Discover the stories of the Dakar's heroes Inside the Bivouac

Should I stay or should I go?

Dakar 2023 | Stage 1 | SEA CAMP > SEA CAMP
January 1 st 2023 - 21:21 [GMT + 3]

Dakar rookie Lois d'Abbadie is caught in a nightmare scenario after a crash that threatens to knock him out of the race. His broken collarbone is torturing him, but perhaps he can clench his teeth through it all.

119 D'ABBADIE Lois (fra), Lois d'Abbadie, Husqvarna, Moto, action during the Stage 1 of the Dakar 2023 around Sea Camp, on January 1st, 2023 near Yanbu, Saudi Arabia
119 D'ABBADIE Lois (fra), Lois d'Abbadie, Husqvarna, Moto, action during the Stage 1 of the Dakar 2023 around Sea Camp, on January 1st, 2023 near Yanbu, Saudi Arabia © ASO/Charly Lopez
119 D'ABBADIE Lois (fra), Lois d'Abbadie, Husqvarna, Moto, action during the Stage 1 of the Dakar 2023 around Sea Camp, on January 1st, 2023 near Yanbu, Saudi Arabia
119 D'ABBADIE Lois (fra), Lois d'Abbadie, Husqvarna, Moto, action during the Stage 1 of the Dakar 2023 around Sea Camp, on January 1st, 2023 near Yanbu, Saudi Arabia © ASO/Charly Lopez

Lois d'Abbadie was happily cruising through his first Dakar stage ever when a crash 102 kilometres into the special brought all his plans tumbling down. The man from Réunion was not being too rash, but the tracks of the Dakar are fraught with hidden dangers: "I was on a rather fast track when disaster struck. I was on the right trajectory, but I hit a bush on the left side and was thrown off my bike. As I was getting up, I felt an excruciating pain in my shoulder, but I hoped it was just a little dislocation". Hoping for the best, the wobbly man from the islands called upon the medical service, who treated him and gave him some encouragement. "They strapped me up with some duct tape so I could keep going for a bit. A helicopter kept tabs on me and, when I got to the next CH, the medical team advised me to take the road back to the bivouac."

The situation took a turn for the worse at the medical centre, following a more exhaustive work-up: "The results from the X-rays came back and it turned out I'd broken my collarbone. No-one said I have to go home, but I need to weigh the pros and cons. It's a dilemma between continuing the challenge to stay in the race for a couple more days and taking care of my shoulder. It might do me some good, but if I have to tackle the dunes of the Empty Quarter, for example, I won't be able to lift my bike on my own, so I've still got to decide whether I'll take the start tomorrow morning".
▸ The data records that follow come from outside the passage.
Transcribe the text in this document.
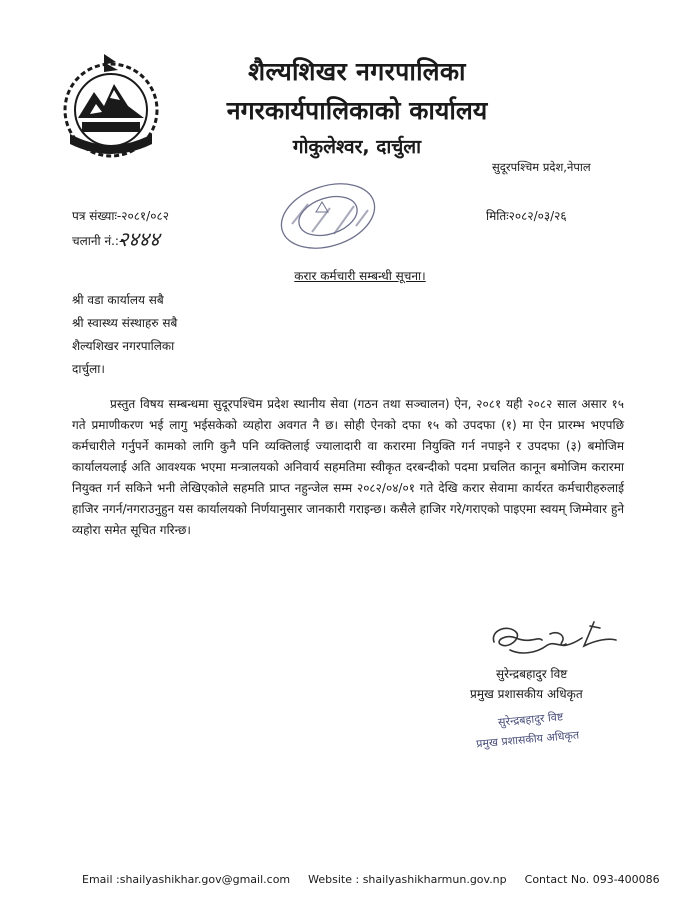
शैल्यशिखर नगरपालिका
नगरकार्यपालिकाको कार्यालय
गोकुलेश्वर, दार्चुला
सुदूरपश्चिम प्रदेश,नेपाल
पत्र संख्याः-२०८१/०८२
चलानी नं.:-
२४४४
मितिः२०८२/०३/२६
करार कर्मचारी सम्बन्धी सूचना।
श्री वडा कार्यालय सबै
श्री स्वास्थ्य संस्थाहरु सबै
शैल्यशिखर नगरपालिका
दार्चुला।
प्रस्तुत विषय सम्बन्धमा सुदूरपश्चिम प्रदेश स्थानीय सेवा (गठन तथा सञ्चालन) ऐन, २०८१ यही २०८२ साल असार १५ गते प्रमाणीकरण भई लागु भईसकेको व्यहोरा अवगत नै छ। सोही ऐनको दफा १५ को उपदफा (१) मा ऐन प्रारम्भ भएपछि कर्मचारीले गर्नुपर्ने कामको लागि कुनै पनि व्यक्तिलाई ज्यालादारी वा करारमा नियुक्ति गर्न नपाइने र उपदफा (३) बमोजिम कार्यालयलाई अति आवश्यक भएमा मन्त्रालयको अनिवार्य सहमतिमा स्वीकृत दरबन्दीको पदमा प्रचलित कानून बमोजिम करारमा नियुक्त गर्न सकिने भनी लेखिएकोले सहमति प्राप्त नहुन्जेल सम्म २०८२/०४/०१ गते देखि करार सेवामा कार्यरत कर्मचारीहरुलाई हाजिर नगर्न/नगराउनुहुन यस कार्यालयको निर्णयानुसार जानकारी गराइन्छ। कसैले हाजिर गरे/गराएको पाइएमा स्वयम् जिम्मेवार हुने व्यहोरा समेत सूचित गरिन्छ।
सुरेन्द्रबहादुर विष्ट
प्रमुख प्रशासकीय अधिकृत
सुरेन्द्रबहादुर विष्ट
प्रमुख प्रशासकीय अधिकृत
Email :shailyashikhar.gov@gmail.com Website : shailyashikharmun.gov.np Contact No. 093-400086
Nomade Racing Team boasts a small contingent of entrants from Réunion. Lois is here with two brothers in arms, his childhood friend Rodolphe De Palmas and his neighbour Stéphane Hamard, who has seven Dakar starts under his belt. Each of his two pals answers differently when queried about their friend's odds of continuing the adventure. "He's my best buddy… But I just can't see it happening", says a glum Rodolphe. "I did 180 km with a broken collarbone in Madagascar once, but I had no choice. I know what it is like and I wouldn't wish it upon him." Nursing his shoulder, Lois thanks his friend for his wise words, but his hopes are also buoyed a little by the upbeat assessment of Stéphane, the most experienced member of the gang: "Lois and I come from the same village. Tomorrow, he needs to try and start and it'll only get better from there. We didn't travel 10,000 km for nothing, so it's worth a try. I've got a good feeling about it. And if he gets going, he won't stop until the finish. He's super fit and better prepared than any of us". Their differing opinions have not helped Lois make up his mind yet. "I need to sleep on it", he concludes.